The idea of using hydrogen instead of carbon as a reducing agent for steel production dates back to the 1970s. Starting with experiments with molecular hydrogen, work was also continued with hydrogen plasma. In cooperation with the Montanuniversität Leoben and voestalpine, K1-MET has set itself the task of advancing the process for the reduction of iron ore by plasma smelting with hydrogen and argon. Currently research questions arise in the area of hydrogen utilization, electrode consumption, complete continuous operation and the substitution of the process gas argon.

Objectives and Motivation

  • The highest possible proportion of hydrogen should serve for the ore reduction
  • Cost savings by using inexpensive nitrogen instead of expensive argon to stabilize the plasma jet
  • Specification of a feedstock mixture with an optimum reducibility
  • Concept for continuous operation of an HPSR system instead of batch operation
  • Concept for an upscaling of the hydrogen plasma smelting reduction plant to the pilot scale


With the use of thermodynamic simulations (FactSage, etc.), basic data will be created to increase the use of hydrogen. This should then be checked on a laboratory scale and later used in the integrated Miniplant.

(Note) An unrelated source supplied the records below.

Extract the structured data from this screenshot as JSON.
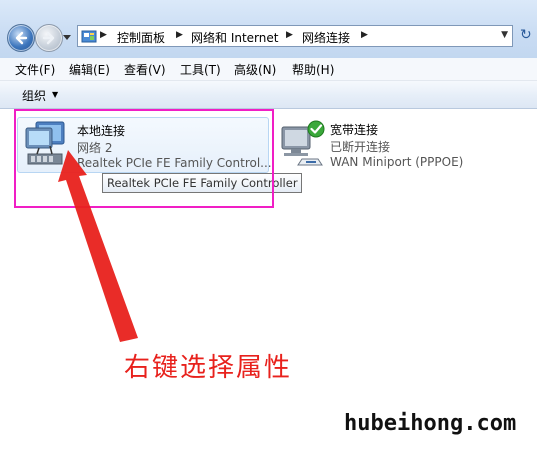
{
  "address_bar": {
    "breadcrumbs": [
      "控制面板",
      "网络和 Internet",
      "网络连接"
    ]
  },
  "menu": {
    "items": [
      "文件(F)",
      "编辑(E)",
      "查看(V)",
      "工具(T)",
      "高级(N)",
      "帮助(H)"
    ]
  },
  "command_bar": {
    "organize_label": "组织"
  },
  "connections": [
    {
      "name": "本地连接",
      "status": "网络  2",
      "device": "Realtek PCIe FE Family Control..."
    },
    {
      "name": "宽带连接",
      "status": "已断开连接",
      "device": "WAN Miniport (PPPOE)"
    }
  ],
  "tooltip": {
    "text": "Realtek PCIe FE Family Controller"
  },
  "annotation": {
    "text": "右键选择属性",
    "color": "#e8211c",
    "highlight_color": "#f01ec5"
  },
  "watermark": {
    "text": "hubeihong.com"
  }
}
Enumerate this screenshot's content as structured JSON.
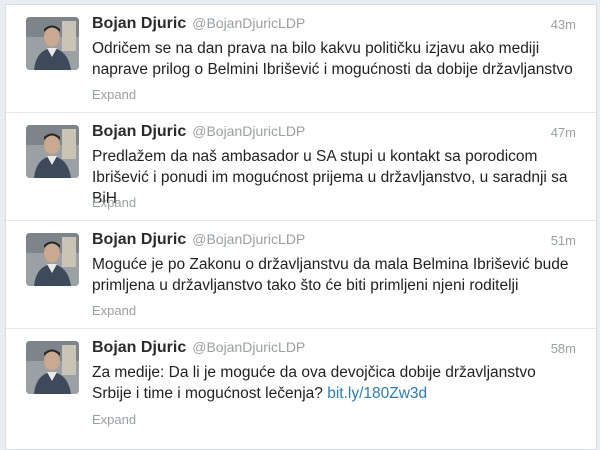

The calculations will already consider whether cheaper process gases such as nitrogen can substitute argon, and which effects this exchange has on the process.

In addition to increasing gas utilization, it is also very important to minimize the wear of the electrode. For this purpose, different process parameters are to be tested and the optimal working point has to be found.

In the course of increasing gas utilization, it is also necessary to adapt and optimize the raw material mix. For this purpose, the input material is tested for differences in behavior during the reduction.

In order to drive the process towards an industrial application, a continuous tapping concept for the reactor is required. This has to be designed theoretically and a concept for the expansion of the integrated Miniplant has to be delivered.

With all the evaluated parameters, a basic flow sheet for the pilot plant has to be created. This will give the basics to pre-engineer a pilot plant.

Results and application

It is important to determine the best degree of hydrogen utilization under various conditions and thus the minimum hydrogen consumption for the reduction of iron ores (economy and conservation of resources). In addition, the efficiency has to be increased by separating the unused hydrogen from the exhaust gas and returning it to the process.

It is also important to find the optimal process parameters to achieve the highest possible electrode durability. This could e.g. be reached with the help of alternative electrode materials.

Different variations like the use of nitrogen instead of argon, a different fine ore mix and a concept for continuous operation will make the entire process more economically attractive.

A basic flow sheet for the pilot plant including mass and energy balance can be used for the specification of production.